99.99% of us have petroleum fuelled cars, me included. This is a fact. And many of us will want to reduce our contribution to carbon emissions. Sadly, our cars have no idea whose fuel it’s been fed. Was it brand A with its emulsifiers and markers or brand B with its engine cleaning compound? At best our cars might tell us how much fuel we consumed to go a few miles or kilometers, but not what it cost us. And we really don’t know our true cost to society of our carbon emissions. We’re supposed to piece together vehicle performance in our heads.
Then again, your next car might not even be a petroleum car at all. Maybe it will be wholly electric, with replaceable batteries. It might recharge simply by parking over power plates in parking spaces, like a cell phone does.
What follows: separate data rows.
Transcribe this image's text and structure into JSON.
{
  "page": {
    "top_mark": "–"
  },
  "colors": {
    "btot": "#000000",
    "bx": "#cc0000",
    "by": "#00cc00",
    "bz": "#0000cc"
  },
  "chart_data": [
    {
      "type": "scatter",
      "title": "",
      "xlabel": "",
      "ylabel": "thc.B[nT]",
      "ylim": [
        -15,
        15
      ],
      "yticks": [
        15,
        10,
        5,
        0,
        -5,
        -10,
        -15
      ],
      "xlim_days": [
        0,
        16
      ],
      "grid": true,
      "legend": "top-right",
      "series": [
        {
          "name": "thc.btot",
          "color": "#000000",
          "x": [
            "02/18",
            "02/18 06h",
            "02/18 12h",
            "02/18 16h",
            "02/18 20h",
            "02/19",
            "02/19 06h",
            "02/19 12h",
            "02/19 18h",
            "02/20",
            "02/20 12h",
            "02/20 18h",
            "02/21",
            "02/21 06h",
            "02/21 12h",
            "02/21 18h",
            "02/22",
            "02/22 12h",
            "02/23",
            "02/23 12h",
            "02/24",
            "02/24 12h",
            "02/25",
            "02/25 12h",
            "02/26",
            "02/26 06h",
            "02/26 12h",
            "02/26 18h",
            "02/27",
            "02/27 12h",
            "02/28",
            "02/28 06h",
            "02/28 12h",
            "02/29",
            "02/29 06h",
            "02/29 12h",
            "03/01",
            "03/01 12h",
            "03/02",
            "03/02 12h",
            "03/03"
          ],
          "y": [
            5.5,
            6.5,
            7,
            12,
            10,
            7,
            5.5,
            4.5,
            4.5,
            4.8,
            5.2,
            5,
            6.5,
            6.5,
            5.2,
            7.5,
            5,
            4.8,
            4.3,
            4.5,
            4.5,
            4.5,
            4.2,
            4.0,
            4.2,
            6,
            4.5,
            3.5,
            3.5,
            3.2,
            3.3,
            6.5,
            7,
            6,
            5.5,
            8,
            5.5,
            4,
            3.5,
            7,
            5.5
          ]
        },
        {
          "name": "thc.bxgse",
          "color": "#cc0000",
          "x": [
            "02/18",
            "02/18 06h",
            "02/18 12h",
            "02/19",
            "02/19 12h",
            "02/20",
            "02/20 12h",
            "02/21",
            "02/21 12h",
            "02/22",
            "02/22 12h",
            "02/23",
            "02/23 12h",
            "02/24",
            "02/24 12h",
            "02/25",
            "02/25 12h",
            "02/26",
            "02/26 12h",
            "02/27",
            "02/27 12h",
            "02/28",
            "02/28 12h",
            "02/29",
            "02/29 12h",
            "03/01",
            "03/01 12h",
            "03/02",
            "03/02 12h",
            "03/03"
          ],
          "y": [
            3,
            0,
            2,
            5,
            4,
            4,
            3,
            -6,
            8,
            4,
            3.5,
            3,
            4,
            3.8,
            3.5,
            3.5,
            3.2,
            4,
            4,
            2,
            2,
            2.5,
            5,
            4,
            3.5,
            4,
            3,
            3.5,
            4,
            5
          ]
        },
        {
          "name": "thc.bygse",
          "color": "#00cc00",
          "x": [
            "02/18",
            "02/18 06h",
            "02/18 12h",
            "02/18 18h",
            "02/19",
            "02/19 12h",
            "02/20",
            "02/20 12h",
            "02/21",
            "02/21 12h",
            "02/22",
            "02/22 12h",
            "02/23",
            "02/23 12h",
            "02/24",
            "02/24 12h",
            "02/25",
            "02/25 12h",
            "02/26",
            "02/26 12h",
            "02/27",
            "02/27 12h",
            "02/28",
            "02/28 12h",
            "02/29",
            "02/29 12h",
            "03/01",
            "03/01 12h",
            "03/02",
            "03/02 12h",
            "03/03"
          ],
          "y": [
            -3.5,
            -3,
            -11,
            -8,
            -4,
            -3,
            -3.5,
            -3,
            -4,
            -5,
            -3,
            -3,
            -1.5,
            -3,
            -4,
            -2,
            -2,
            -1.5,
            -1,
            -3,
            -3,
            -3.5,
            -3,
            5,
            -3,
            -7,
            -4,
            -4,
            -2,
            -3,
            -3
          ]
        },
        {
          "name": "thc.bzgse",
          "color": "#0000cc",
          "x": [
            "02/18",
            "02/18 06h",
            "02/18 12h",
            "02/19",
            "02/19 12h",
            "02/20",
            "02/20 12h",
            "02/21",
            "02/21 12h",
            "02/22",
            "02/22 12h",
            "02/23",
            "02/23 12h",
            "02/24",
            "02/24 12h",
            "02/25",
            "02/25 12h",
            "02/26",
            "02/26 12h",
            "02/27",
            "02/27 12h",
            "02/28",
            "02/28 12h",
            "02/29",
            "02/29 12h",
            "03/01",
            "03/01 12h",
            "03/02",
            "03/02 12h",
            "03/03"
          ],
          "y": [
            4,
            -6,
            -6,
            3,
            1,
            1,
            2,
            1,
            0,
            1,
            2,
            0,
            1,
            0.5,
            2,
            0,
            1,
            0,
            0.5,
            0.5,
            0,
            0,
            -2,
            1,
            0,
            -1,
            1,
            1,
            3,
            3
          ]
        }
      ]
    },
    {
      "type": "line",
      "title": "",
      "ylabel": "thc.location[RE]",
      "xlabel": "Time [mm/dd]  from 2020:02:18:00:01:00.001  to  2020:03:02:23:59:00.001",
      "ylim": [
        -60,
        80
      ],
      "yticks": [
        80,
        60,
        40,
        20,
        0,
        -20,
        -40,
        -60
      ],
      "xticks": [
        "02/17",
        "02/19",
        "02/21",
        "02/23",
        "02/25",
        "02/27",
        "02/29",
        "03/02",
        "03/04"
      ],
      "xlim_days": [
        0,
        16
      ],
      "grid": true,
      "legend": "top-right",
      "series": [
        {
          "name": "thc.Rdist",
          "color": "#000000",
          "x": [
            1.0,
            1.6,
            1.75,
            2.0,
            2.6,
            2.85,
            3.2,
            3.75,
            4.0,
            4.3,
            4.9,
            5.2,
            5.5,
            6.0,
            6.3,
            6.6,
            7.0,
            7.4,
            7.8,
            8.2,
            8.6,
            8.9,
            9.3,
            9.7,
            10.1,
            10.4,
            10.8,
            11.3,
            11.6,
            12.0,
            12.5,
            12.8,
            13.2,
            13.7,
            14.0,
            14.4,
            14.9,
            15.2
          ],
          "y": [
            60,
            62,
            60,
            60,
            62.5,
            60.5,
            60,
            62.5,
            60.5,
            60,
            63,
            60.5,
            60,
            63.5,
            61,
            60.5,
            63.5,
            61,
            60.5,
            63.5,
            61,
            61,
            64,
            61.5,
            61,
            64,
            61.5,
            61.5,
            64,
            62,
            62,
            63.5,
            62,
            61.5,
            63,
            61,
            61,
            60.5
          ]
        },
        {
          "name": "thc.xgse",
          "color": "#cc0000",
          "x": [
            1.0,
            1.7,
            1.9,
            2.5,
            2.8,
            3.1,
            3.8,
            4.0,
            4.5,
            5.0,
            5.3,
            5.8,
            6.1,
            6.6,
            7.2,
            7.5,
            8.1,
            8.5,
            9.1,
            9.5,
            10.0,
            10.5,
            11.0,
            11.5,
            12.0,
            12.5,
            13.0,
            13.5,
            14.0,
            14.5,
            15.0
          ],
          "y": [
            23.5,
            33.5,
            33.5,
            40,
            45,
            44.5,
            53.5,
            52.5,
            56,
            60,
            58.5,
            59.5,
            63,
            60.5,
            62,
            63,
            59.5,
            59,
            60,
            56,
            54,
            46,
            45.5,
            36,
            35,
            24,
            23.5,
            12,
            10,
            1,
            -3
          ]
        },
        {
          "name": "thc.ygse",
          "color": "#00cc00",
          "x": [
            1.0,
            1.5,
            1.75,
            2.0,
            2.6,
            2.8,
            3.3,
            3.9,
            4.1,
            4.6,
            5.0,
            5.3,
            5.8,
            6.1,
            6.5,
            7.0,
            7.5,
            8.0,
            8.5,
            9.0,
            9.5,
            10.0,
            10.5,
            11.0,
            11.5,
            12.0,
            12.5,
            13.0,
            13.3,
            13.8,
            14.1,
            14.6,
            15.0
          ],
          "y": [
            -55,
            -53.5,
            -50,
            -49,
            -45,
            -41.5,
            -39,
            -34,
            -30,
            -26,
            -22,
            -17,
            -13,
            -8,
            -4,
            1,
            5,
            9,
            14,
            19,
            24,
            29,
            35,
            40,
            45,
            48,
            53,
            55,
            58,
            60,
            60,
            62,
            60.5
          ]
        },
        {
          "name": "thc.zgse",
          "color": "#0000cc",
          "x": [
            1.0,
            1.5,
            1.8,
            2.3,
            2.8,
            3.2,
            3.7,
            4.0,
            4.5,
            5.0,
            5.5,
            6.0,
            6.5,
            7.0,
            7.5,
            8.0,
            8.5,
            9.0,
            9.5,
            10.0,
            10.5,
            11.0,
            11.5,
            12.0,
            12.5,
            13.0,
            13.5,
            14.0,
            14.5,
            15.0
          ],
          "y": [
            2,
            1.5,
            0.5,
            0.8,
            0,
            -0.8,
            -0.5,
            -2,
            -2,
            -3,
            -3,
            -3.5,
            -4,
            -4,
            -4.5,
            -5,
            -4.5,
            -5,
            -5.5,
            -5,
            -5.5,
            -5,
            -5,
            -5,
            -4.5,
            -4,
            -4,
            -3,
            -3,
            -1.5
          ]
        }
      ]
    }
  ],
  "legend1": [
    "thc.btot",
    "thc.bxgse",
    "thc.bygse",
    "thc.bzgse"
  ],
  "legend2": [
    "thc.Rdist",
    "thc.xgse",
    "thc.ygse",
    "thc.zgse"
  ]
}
Or maybe it will plug itself into an electrical outlet in your garage or at a shopping mall, like a carpet cleaning robot. Or maybe it will run on hydrogen, or compressed natural gas, or petroleum gas.
Certainly some demand for some fuel is going to permanently disappear, as many customers, particularly younger generations, will switch to do their bit for the environment. Other fuels may take their place, and that creates a need for customers to purchase that fuel, and possibly an ongoing role for the fuel station of the future.
Petroleum retailing is a stale experience
If there’s a purchasing experience that hasn’t changed in a very long time it would have to be petroleum purchasing. We pull up to the pumps, get out of the car, program in what we want, grab the nozzle, dispense the product hopefully into the fuel tank and not on the ground, and, enter a booth to pay someone for the experience. The product smells bad and you wonder about the toxicity of the fumes. The odor of spills linger for hours, and it’s been this way for 50 years.
Sure, there’s been some changes (getting rid of attendants, the addition of a 2 way radio for when you need help, the introduction of loyalty programs), but in the main, it hasn’t changed. Consumers are simply doing more of the work.
Curiously, consumers are acutely aware of fuel pricing, but only because fuel retailers are trapped in this cycle of public posted prices. No other industry with retailing in the free world posts the price of its main product on a lit sign that changes hourly outside the shop. Milk? Butter? Bread?
Fuel retailers are behind in understanding their customers the way Google does. Visa and MasterCard send you the bill if you purchase on credit, and your debit card doesn’t have an address or any other personal data. Unless you’re on the loyalty program, you’re effectively an anonymous customer.
Step inside a gasoline station and if there was no obvious branding, they all look alike, and they all are configured the same way. The station agent is behind bars or wires or in a glass cage (how’s that for a job) and typically near the door. In Brazil, there may be a heavily armed guard at the entrance. Even the cash register has barely advanced in 20 years.
What to do?
There are about 11,000 fuel stations in Canada, selling 97 different brands of fuel, marketed by 71 companies, and I would wager that today’s fuel retailing business, where customer visibility is low, may lack the insights into forecasting with accuracy how fuel usage is going to change.
Delaying making changes might not be a good strategy. It will take years and a lot of capital to convert these fuel stations into something different. Wait too long and the free cash flow from the stations may be so low that there won’t be enough capital to carry out any upgrades. But moving too quickly isn’t sound either – there’s still way too much uncertainty in how the world will look in the future to place big bets now.